Banks Embrace the Digital Age to Become Financial Service Aggregators and Platforms

Jim McCarthy, CEO of Thredd, said in a recent interview that banks have to break down their walled gardens to give customers what they truly want.

“Most of the world has become digital first,” he said of financial services firms in general. “And the front ends look somewhat familiar.”

Banking is heavily regulated, McCarthy said, adding that the underlying banking services have to be presented differently these days to serve the needs of consumers and enterprise clients.

In doing so, they can take a cue from the neobanks, or from Square Cash, born from the desire to solve underserved needs, creating their own two-sided networks that became banks, of sorts.

“There’s a whole cottage industry in the money movement space of interesting companies that are connecting wallets” and forming new networks, he said.

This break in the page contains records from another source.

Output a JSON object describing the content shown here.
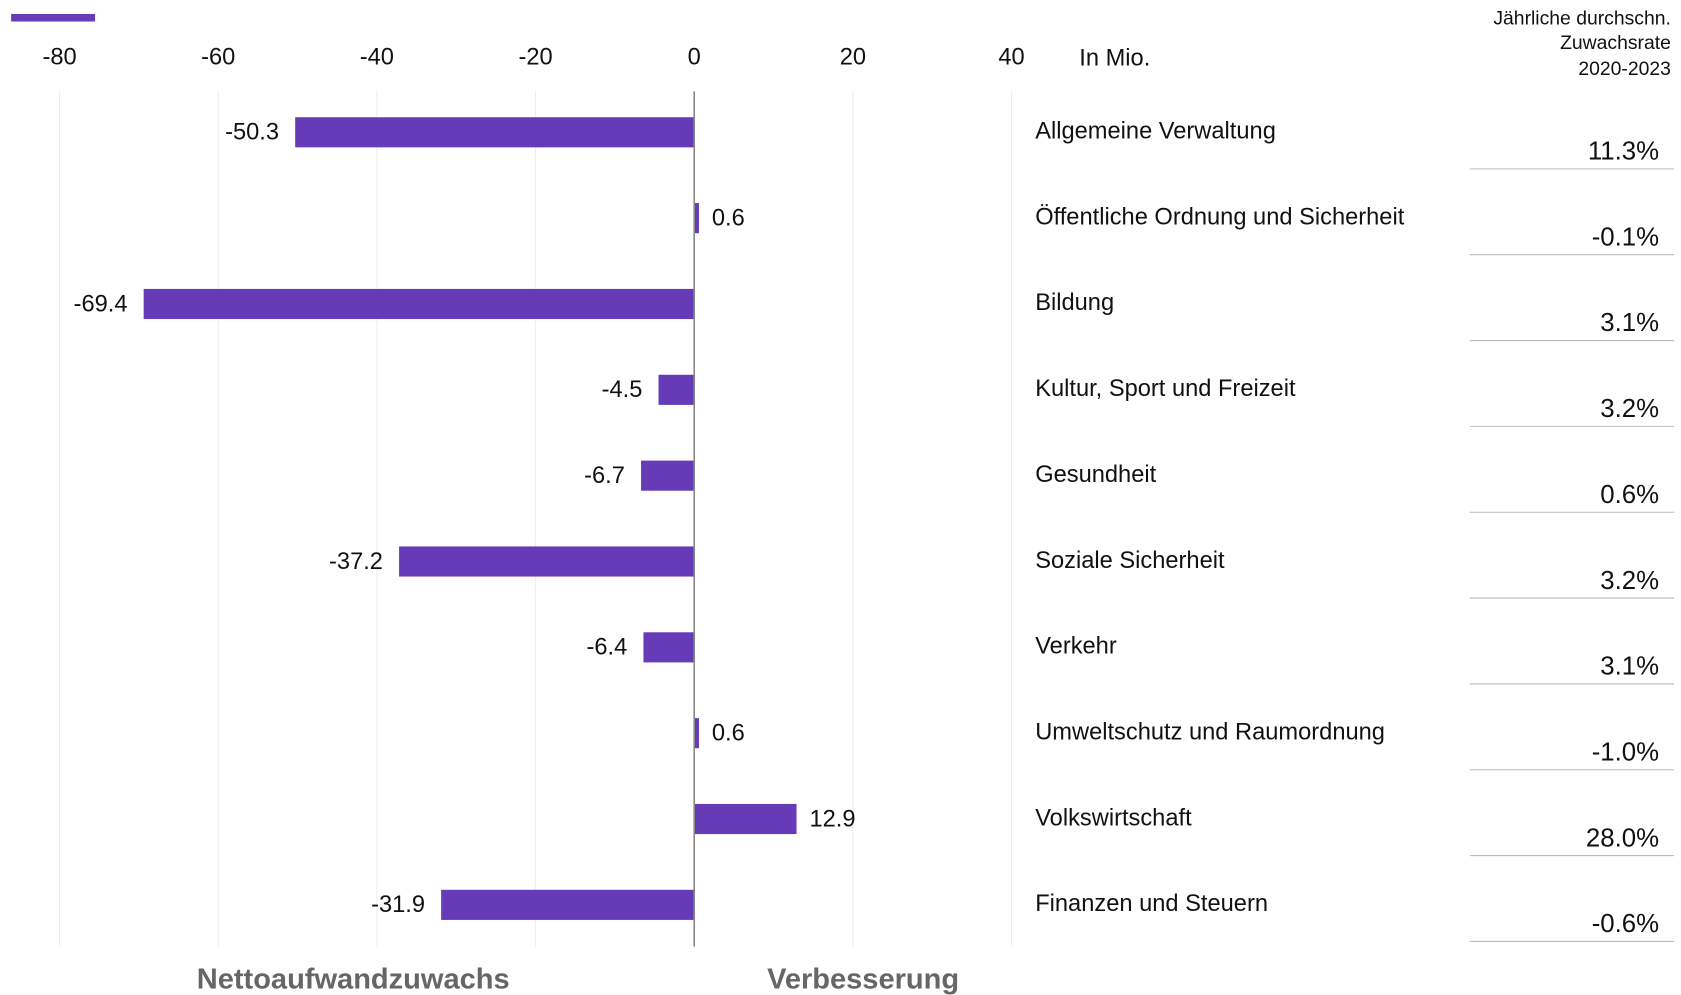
{
  "chart_data": {
    "type": "bar",
    "orientation": "horizontal",
    "axis_unit_label": "In Mio.",
    "categories": [
      "Allgemeine Verwaltung",
      "Öffentliche Ordnung und Sicherheit",
      "Bildung",
      "Kultur, Sport und Freizeit",
      "Gesundheit",
      "Soziale Sicherheit",
      "Verkehr",
      "Umweltschutz und Raumordnung",
      "Volkswirtschaft",
      "Finanzen und Steuern"
    ],
    "values": [
      -50.3,
      0.6,
      -69.4,
      -4.5,
      -6.7,
      -37.2,
      -6.4,
      0.6,
      12.9,
      -31.9
    ],
    "color": "#673ab7",
    "xlim": [
      -80,
      40
    ],
    "xticks": [
      -80,
      -60,
      -40,
      -20,
      0,
      20,
      40
    ],
    "grid": true,
    "growth_header": [
      "Jährliche durchschn.",
      "Zuwachsrate",
      "2020-2023"
    ],
    "growth_labels": [
      "11.3%",
      "-0.1%",
      "3.1%",
      "3.2%",
      "0.6%",
      "3.2%",
      "3.1%",
      "-1.0%",
      "28.0%",
      "-0.6%"
    ],
    "negative_side_label": "Nettoaufwandzuwachs",
    "positive_side_label": "Verbesserung"
  }
}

The banks have got to play some catch up, as they’re competing with Apple Pay circa 10 years ago, when the world is moving on to directory services, risk and authentication.

What the Clients Need

What banking clients are looking for, he said, is a continuum of financial services, with payments at the center of it all. Banks may be looking for a tech “layer” on top of what they already offer — or there will be the emergence of orchestrated layers that bring disparate banking relationships to one accessible point of interaction — and give banks ancillary revenue streams. At a high level, he said, banks can offer clients digital accounts and dashboards for all the things they want — from managing physical and virtual cards, subscriptions and everything else.

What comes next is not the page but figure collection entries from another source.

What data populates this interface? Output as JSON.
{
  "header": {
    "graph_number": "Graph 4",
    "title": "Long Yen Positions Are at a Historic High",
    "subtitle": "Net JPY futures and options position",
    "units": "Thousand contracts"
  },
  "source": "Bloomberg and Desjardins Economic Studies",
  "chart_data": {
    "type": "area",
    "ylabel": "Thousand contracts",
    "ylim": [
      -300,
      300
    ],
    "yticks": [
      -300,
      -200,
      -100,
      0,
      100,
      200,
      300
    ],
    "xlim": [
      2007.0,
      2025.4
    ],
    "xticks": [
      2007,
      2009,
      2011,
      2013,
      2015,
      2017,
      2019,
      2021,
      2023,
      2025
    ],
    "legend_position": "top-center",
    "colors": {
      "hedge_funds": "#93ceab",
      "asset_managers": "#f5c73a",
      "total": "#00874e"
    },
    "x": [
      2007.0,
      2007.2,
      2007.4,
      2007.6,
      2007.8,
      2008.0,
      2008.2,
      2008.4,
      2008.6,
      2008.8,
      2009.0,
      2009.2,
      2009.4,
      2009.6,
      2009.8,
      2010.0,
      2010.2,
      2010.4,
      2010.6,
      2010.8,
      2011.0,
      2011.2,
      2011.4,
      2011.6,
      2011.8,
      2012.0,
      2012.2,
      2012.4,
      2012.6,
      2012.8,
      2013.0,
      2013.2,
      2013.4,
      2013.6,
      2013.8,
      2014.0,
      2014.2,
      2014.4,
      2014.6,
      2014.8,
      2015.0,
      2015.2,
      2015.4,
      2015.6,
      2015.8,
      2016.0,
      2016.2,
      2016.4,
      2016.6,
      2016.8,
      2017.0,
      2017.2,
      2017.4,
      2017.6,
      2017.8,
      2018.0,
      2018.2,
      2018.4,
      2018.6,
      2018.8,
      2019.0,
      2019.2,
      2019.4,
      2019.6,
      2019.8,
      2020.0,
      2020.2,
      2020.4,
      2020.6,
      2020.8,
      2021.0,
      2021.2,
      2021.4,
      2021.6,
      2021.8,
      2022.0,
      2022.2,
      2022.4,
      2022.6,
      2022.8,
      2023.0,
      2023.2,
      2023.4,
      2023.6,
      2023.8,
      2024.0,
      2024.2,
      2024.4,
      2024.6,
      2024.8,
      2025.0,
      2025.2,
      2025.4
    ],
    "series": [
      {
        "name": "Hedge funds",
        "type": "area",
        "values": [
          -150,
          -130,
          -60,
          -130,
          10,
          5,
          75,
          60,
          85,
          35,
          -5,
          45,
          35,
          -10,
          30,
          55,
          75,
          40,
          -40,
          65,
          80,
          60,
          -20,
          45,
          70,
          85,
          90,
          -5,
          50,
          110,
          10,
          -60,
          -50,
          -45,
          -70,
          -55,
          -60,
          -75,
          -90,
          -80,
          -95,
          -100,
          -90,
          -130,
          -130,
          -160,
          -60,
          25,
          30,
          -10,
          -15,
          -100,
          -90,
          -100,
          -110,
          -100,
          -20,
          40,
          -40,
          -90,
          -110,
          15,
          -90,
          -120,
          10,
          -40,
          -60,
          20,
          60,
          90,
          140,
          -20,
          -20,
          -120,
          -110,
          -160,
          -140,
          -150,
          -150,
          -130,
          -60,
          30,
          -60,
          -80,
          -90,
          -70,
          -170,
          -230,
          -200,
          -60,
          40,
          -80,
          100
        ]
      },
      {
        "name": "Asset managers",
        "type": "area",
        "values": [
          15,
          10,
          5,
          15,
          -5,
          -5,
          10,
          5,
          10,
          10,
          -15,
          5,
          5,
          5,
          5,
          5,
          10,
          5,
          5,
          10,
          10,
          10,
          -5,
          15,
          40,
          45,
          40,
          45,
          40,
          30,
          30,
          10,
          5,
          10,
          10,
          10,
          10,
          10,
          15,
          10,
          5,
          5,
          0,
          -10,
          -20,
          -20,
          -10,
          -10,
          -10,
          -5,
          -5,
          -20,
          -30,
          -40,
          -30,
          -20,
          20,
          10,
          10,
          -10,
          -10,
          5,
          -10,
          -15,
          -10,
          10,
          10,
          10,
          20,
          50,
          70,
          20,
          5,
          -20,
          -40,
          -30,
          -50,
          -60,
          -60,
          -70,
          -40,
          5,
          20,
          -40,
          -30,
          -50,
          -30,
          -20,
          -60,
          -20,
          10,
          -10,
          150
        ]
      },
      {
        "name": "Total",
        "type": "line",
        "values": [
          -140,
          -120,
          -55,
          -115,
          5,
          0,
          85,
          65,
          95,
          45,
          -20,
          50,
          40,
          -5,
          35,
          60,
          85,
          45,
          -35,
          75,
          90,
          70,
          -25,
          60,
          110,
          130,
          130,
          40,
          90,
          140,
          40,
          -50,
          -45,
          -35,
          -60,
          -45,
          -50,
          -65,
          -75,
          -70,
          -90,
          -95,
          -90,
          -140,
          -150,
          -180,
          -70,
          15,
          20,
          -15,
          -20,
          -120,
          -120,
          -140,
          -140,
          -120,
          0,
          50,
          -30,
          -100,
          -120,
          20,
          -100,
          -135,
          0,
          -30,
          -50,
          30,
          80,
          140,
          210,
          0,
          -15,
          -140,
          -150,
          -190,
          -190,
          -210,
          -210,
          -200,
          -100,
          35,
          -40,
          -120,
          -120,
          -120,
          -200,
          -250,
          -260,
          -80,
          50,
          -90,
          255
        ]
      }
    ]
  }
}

The conversation between Webster and McCarthy came as part of the latest installment of the “What’s Next in Payments” series focused on answering the question, “What is a bank?

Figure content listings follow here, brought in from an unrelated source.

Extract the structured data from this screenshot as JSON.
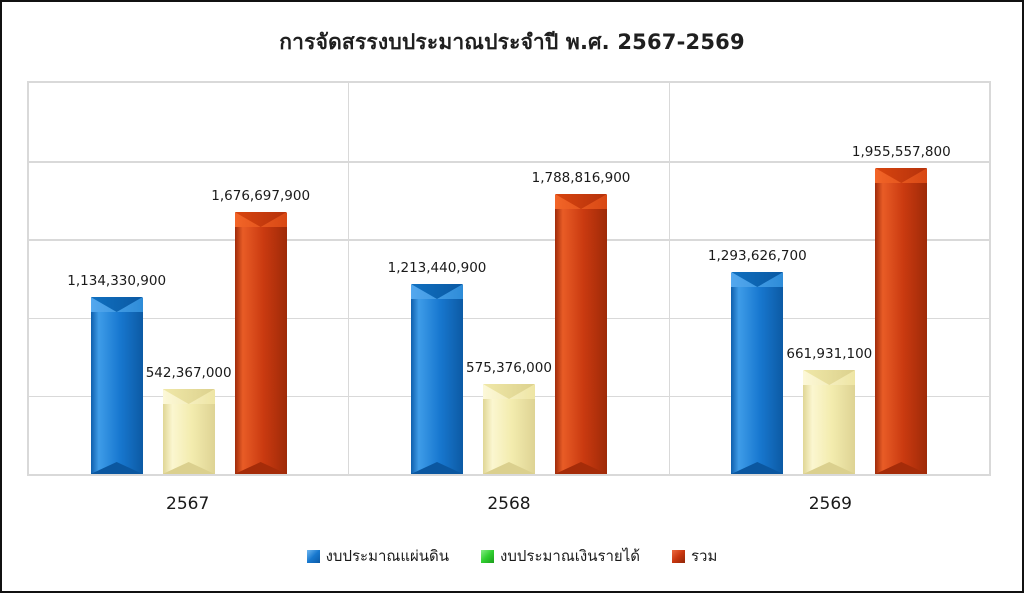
{
  "title": "การจัดสรรงบประมาณประจำปี พ.ศ. 2567-2569",
  "colors": {
    "series_blue": "#1878CE",
    "series_cream": "#F3ECAE",
    "series_red": "#CA3A10",
    "legend_green": "#2FCE2F",
    "gridline": "#D9D9D9",
    "frame_border": "#111111",
    "text": "#1A1A1A"
  },
  "chart_data": {
    "type": "bar",
    "title": "การจัดสรรงบประมาณประจำปี พ.ศ. 2567-2569",
    "categories": [
      "2567",
      "2568",
      "2569"
    ],
    "series": [
      {
        "name": "งบประมาณแผ่นดิน",
        "legend_color": "#1878CE",
        "bar_color": "#1878CE",
        "values": [
          1134330900,
          1213440900,
          1293626700
        ],
        "labels": [
          "1,134,330,900",
          "1,213,440,900",
          "1,293,626,700"
        ]
      },
      {
        "name": "งบประมาณเงินรายได้",
        "legend_color": "#2FCE2F",
        "bar_color": "#F3ECAE",
        "values": [
          542367000,
          575376000,
          661931100
        ],
        "labels": [
          "542,367,000",
          "575,376,000",
          "661,931,100"
        ]
      },
      {
        "name": "รวม",
        "legend_color": "#C8360F",
        "bar_color": "#CA3A10",
        "values": [
          1676697900,
          1788816900,
          1955557800
        ],
        "labels": [
          "1,676,697,900",
          "1,788,816,900",
          "1,955,557,800"
        ]
      }
    ],
    "xlabel": "",
    "ylabel": "",
    "ylim": [
      0,
      2500000000
    ],
    "gridline_step": 500000000,
    "grid": true,
    "y_axis_labels_visible": false,
    "legend_position": "bottom",
    "data_labels": true
  }
}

Banks, he said, are tasked with thinking about how to expand their networks, and how they can move beyond the walled gardens that have taken decades to cultivate. The challenge is that banks have seldom been first movers, and have traditionally tread with caution into new spaces and new endeavors. But there are glimmers of that expansion. McCarthy noted that, in one example, a Thredd client, Treezor — a banking-as-a-service firm — is owned by Societe Generale.

The model, he said, is akin to “an affiliate that relies on the mothership for compliance and for the balance sheet. But they are taking modern APIs and exposing them to bring on FinTechs.”

Against that backdrop, banks can become an open platform to aggregate a slew of different activities, products and solutions. Compliance is the anchor here, helping traditional FIs grow their businesses, beyond the confines of being focused on products, of simply focusing on being the primary bank where people deposit their paychecks.

Asked by Webster how generative AI (GenAI) can help banks accelerate down the path toward creating a layer that aggregates those different relationships, McCarthy said that AI and open banking can offer the tools to give rise to digital front doors to bring those disparate banking relationships together.

In doing so, they’ll streamline the complexity of unbundled banking relationships, where mortgages are in one place, credit cards from different issuers are in another, and money is deposited and bills paid from yet another account. Aggregation, McCarthy said, can prove especially useful when it comes time to pull months’ worth of financial data together to apply for, say, a mortgage.

“AI and tokenization can abstract and pull all this data together without having to give the keys to some third party,” he said.

Looking ahead, he said, for the banks, “it will be an evolution. They still continue to invest, heavily, in digital, better experiences. And their incumbent position is not to be discounted. They have a lot of assets and technological resources.”